Proposals introduced in Florida and Ohio would have changed the funding model for universities that meet certain benchmarks to elevate their standing for research and innovation. Both proposals ultimately were rejected, however. In Ohio, the state's plan for enterprise universities is on hold, and in Florida Gov. Rick Scott recently vetoed a bill to establish preeminent universities.

With broad support in both chambers, The Florida Legislature passed HB 7129, the Academic and Research Excellence and National Preeminence Act. The measure would have allowed the University of Florida and Florida State University to set tuition at differentiated and market rates with the ability to set tuition rates higher for different types of programs. The goal was to elevate the university system's global standing for research and innovation.

Universities would have to meet 11 of 14 academic and research standards to qualify for the standing. University presidents said they would raise tuition closer to the national average and use the additional funds to hire more faculty and enhance programs in science, technology, engineering and mathematics (STEM), reports the Tampa Bay Times. Gov. Scott, who said he is against tuition increases, vetoed the bill last week. The governor also called on higher education leaders seeking a tuition hike to first demonstrate ways they are saving money and to show that degree programs are tied to job growth, according to the article.

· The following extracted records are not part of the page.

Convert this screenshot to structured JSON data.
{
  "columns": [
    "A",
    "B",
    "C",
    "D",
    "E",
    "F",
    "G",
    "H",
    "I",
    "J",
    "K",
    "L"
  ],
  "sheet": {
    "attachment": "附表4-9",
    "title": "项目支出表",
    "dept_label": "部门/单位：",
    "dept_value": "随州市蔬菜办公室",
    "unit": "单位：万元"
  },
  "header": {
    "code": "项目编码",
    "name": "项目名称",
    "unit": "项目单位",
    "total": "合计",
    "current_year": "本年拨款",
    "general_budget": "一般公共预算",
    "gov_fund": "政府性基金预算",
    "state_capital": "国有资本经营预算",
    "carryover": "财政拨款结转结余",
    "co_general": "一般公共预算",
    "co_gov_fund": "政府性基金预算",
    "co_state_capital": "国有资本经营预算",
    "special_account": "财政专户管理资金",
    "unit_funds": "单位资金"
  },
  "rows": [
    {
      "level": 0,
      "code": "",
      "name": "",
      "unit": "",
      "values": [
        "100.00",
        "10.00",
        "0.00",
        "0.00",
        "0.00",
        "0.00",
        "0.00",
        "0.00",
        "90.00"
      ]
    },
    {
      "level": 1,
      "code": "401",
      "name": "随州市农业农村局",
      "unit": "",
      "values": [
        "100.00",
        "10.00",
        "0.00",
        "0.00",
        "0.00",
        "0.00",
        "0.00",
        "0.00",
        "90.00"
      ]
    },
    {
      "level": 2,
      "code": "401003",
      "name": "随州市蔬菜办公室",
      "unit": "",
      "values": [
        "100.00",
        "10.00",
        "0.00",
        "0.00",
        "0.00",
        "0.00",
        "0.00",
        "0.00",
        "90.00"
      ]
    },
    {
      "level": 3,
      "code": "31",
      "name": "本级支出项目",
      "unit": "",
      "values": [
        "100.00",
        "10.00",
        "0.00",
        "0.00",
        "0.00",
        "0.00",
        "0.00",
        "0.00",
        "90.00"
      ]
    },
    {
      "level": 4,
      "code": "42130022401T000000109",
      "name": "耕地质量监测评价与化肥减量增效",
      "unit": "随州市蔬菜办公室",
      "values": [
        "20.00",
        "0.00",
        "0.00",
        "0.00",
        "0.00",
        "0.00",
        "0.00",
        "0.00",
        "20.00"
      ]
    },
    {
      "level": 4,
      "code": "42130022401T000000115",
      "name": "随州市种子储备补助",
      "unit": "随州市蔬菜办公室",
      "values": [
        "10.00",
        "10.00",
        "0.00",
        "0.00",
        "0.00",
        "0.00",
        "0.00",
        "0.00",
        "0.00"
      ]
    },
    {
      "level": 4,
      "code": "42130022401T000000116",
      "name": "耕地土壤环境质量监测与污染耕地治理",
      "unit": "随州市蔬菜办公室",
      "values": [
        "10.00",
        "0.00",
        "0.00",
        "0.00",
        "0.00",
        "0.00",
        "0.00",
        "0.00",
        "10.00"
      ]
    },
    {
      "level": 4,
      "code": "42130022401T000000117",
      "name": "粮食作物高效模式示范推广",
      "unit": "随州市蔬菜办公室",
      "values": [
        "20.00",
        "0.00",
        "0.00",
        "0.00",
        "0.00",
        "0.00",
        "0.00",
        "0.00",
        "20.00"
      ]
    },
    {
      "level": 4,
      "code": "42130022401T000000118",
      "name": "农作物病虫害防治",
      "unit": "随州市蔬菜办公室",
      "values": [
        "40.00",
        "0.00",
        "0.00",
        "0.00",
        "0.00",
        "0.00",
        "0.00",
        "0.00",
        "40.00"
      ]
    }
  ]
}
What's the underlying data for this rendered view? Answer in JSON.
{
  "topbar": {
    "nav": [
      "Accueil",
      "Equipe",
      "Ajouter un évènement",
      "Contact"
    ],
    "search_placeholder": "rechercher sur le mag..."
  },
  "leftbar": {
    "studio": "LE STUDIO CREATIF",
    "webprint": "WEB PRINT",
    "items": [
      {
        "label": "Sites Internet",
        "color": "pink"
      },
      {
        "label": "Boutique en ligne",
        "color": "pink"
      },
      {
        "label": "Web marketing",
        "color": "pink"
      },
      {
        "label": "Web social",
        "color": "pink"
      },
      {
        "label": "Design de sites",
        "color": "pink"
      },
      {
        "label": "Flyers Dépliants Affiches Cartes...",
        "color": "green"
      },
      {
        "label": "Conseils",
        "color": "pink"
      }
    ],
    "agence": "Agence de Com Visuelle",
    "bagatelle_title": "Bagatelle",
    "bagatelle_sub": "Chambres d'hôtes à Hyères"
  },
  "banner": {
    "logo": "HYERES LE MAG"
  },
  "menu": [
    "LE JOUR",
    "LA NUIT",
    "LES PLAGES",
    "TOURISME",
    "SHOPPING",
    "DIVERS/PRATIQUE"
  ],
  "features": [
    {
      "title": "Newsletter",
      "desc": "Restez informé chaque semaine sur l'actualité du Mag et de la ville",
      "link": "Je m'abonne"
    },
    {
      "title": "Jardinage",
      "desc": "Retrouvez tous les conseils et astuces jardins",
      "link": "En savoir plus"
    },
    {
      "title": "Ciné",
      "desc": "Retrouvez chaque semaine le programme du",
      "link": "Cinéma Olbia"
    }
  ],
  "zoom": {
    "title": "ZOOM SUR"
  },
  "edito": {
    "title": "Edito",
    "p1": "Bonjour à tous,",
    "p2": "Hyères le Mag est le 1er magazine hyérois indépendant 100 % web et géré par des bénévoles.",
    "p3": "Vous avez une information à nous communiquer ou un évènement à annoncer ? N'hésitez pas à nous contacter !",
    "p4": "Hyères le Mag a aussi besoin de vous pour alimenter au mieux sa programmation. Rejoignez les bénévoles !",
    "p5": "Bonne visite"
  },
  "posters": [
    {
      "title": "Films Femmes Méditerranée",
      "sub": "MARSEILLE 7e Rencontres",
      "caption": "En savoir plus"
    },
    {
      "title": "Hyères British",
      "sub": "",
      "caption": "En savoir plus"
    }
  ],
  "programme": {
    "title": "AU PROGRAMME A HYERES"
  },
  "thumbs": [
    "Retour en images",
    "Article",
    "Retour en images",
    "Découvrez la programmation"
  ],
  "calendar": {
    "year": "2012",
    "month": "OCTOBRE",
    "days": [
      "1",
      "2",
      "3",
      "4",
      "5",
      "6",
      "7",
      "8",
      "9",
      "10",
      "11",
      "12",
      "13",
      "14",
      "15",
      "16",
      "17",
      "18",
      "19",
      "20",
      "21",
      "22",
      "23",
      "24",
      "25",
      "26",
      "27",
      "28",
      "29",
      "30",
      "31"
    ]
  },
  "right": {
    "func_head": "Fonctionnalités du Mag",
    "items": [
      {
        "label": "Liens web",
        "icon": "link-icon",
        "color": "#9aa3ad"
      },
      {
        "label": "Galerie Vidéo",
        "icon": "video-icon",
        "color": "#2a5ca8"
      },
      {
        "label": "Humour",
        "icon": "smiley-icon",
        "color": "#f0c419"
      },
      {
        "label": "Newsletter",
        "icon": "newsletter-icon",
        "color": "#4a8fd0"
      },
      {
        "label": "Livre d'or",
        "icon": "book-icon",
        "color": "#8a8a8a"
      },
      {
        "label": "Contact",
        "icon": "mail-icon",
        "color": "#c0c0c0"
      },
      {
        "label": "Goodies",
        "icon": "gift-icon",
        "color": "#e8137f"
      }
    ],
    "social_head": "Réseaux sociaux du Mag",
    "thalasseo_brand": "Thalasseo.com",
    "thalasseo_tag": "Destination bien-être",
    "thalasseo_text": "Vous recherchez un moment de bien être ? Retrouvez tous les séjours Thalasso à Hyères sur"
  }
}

A plan introduced in Ohio last year to create enterprise universities is on hold because lawmakers and college leaders could not reach an agreement, reports The Columbus Disptach. Under the plan, universities would operate more like corporations by removing several state regulations in return for taking a smaller share of state funding and meeting certain benchmarks such as graduating students sooner and increasing the percentage of degrees awarded in STEM fields (see the Aug. 17, 2011 issue of the Digest). The two-part plan required legislative approval to reduce mandates and regulations and allow universities to differentiate the cost of tuition. Gov. John Kasich decided not to include the plan in the mid-biennial review, the article states.